对CLI程序来说，参数解析大概是一个首要的问题。

当然，也有例外。

无参数脚本

许多常用命令，不需要输入参数，就可以按照我们的预想去执行，比如ls。

以Python的Helloworld为例，它就是一个无参数脚本。

print('Hello world!')

这个脚本的作用很明确，就是打印Hello world!字样到sys.stdout。默认情况下，也就是Terminal的回显中。它不需要任何参数。

无参数脚本虽然使用方便，但是通用性差。没有参数，是因为执行内容与环境高度依赖，或者一些可以成为参数的变量被写死。这样的脚本，往往只是一次性用品，或者常用工具的雏形。

单个参数脚本

如果我们希望传入单个参数，那么也比较简单。

比如，在Helloworld的基础上，我们增加一个参数，让脚本打印我们传入的参数。脚本的名称就叫echo.py。

import sys

print(sys.argv[1])

如果我们执行python echo.py hello，就会打印出hello。

sys.argv是一个保存命令行参数的列表，而其中用[1]索引到的的第二个元素，就是我们输入的那个参数hello。

sys.argv
The list of command line arguments passed to a Python script. argv[0] is the script name (it is operating system dependent whether this is a full pathname or not). If the command was executed using the -c command line option to the interpreter, argv[0] is set to the string ‘-c’. If no script name was passed to the Python interpreter, argv[0] is the empty string.

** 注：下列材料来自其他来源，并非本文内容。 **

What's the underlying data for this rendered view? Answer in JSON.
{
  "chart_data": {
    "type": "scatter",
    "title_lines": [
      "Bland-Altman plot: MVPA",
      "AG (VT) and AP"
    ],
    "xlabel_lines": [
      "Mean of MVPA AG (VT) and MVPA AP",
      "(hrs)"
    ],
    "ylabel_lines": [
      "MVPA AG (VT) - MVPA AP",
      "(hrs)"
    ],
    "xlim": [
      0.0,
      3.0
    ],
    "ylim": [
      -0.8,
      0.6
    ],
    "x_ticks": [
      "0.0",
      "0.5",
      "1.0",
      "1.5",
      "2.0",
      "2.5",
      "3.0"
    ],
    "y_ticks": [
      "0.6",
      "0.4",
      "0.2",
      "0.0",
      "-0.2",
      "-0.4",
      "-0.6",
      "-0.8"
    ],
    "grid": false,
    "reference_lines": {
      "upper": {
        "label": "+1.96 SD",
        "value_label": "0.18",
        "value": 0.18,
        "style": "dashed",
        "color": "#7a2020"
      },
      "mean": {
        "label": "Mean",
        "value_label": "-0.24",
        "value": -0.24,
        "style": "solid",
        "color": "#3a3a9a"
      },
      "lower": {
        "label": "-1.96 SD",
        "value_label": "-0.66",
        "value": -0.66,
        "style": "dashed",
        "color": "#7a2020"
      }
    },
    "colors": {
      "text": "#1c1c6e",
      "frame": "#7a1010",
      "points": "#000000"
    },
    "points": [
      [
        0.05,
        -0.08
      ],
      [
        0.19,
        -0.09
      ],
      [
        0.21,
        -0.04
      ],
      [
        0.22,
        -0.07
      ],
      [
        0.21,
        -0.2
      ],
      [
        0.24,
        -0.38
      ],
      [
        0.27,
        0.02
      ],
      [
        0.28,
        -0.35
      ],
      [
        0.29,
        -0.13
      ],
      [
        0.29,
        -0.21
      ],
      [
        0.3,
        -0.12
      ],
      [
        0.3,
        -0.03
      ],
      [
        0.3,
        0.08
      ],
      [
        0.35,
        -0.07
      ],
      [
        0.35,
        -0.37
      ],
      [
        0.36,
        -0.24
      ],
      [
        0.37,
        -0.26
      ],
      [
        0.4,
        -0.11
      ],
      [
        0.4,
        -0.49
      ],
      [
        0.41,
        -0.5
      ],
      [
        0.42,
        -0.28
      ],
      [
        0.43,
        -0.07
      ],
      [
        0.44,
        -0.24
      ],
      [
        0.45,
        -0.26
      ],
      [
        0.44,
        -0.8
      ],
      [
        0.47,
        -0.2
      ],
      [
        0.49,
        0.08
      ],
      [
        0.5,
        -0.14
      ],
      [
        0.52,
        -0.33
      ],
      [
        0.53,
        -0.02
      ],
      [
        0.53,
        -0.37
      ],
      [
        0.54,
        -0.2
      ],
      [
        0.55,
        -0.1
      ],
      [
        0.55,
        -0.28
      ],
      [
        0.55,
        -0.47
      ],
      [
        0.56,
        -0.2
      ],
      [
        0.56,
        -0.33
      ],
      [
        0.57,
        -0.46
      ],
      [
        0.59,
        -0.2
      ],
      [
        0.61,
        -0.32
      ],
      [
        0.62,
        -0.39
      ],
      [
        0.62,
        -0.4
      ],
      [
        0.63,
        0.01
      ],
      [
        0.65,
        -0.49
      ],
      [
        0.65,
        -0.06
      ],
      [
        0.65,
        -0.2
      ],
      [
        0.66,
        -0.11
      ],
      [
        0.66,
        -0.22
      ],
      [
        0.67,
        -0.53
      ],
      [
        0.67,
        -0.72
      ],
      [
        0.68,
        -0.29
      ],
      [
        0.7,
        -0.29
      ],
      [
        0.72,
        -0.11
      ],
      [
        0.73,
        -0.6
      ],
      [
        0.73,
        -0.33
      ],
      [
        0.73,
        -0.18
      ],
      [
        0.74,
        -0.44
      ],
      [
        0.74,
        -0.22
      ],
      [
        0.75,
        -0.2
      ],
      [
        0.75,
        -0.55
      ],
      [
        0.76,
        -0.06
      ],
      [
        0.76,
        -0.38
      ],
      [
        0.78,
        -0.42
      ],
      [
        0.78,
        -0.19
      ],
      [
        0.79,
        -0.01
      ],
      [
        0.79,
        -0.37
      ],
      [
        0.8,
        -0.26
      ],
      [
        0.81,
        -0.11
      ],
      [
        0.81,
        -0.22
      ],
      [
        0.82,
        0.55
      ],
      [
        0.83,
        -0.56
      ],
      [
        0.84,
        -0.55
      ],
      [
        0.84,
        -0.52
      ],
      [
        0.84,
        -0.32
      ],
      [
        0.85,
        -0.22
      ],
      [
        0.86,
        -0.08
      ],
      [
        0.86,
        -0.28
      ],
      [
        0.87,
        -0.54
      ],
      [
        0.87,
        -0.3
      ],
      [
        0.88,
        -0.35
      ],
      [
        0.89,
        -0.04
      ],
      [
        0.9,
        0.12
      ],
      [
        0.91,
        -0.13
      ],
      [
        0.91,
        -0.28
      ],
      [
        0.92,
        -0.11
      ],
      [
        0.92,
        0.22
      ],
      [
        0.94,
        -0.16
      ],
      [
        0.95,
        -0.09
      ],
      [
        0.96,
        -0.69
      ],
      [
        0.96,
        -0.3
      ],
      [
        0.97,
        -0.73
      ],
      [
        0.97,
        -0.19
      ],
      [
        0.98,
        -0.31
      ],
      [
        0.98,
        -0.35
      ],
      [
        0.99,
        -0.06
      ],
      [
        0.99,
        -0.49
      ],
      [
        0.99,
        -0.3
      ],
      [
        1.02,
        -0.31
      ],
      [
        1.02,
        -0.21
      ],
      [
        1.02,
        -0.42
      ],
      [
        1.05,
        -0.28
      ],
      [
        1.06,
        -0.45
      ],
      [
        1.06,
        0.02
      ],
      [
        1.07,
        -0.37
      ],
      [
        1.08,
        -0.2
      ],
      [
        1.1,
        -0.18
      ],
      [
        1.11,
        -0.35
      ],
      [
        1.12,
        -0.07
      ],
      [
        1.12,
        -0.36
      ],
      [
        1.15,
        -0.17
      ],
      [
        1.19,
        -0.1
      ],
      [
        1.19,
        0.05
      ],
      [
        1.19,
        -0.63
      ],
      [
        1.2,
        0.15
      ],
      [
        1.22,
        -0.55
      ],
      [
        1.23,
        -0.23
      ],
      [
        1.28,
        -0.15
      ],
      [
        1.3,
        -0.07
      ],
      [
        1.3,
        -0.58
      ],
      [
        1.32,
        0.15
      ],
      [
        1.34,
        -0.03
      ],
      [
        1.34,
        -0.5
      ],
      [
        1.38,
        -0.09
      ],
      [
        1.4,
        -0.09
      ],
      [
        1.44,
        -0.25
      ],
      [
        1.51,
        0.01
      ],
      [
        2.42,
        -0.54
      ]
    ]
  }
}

如果打印整个列表，改为print(sys.argv)，会更明白它的涵义。

$ python echo.py hello
['echo.py', 'hello']

$ ./echo.py hello world
['./echo.py', 'hello', 'world']

似乎，这个东西也能支持多个命令行参数？且慢，我们之前的脚本还有bug呢！

假如我不输入任何参数，结果会如何？

$ python echo.py
Traceback (most recent call last):
  File "echo.py", line 3, in <module>
    print(sys.argv[1])
IndexError: list index out of range

没错，打印之前，需要做长度检查，echo.py需要修改。

import sys

if len(sys.argv) > 1:
    print(sys.argv[1])

这样，一个单参数的脚本，总算是没问题了。至于多个参数，别想了。

这种获取参数的方法非常原始，与shell的$1类似。它难以支持多个参数而无隐患，更难以进行复杂的参数解析。

想想类似cp这种命令怎么做？

$ cp file0 file1
$ cp -r dir0 dir1
$ cp dir1 dir2 -r

多个参数解析

很多Python脚本的参数解析，还在使用optparse。我建议新脚本就别用它了，因为官网文档也这么说。

Python 2:

New in version 2.3, Deprecated since version 2.7

Python 3:

Deprecated since version 3.2: The optparse module is deprecated and will not be developed further; development will continue with the argparse module.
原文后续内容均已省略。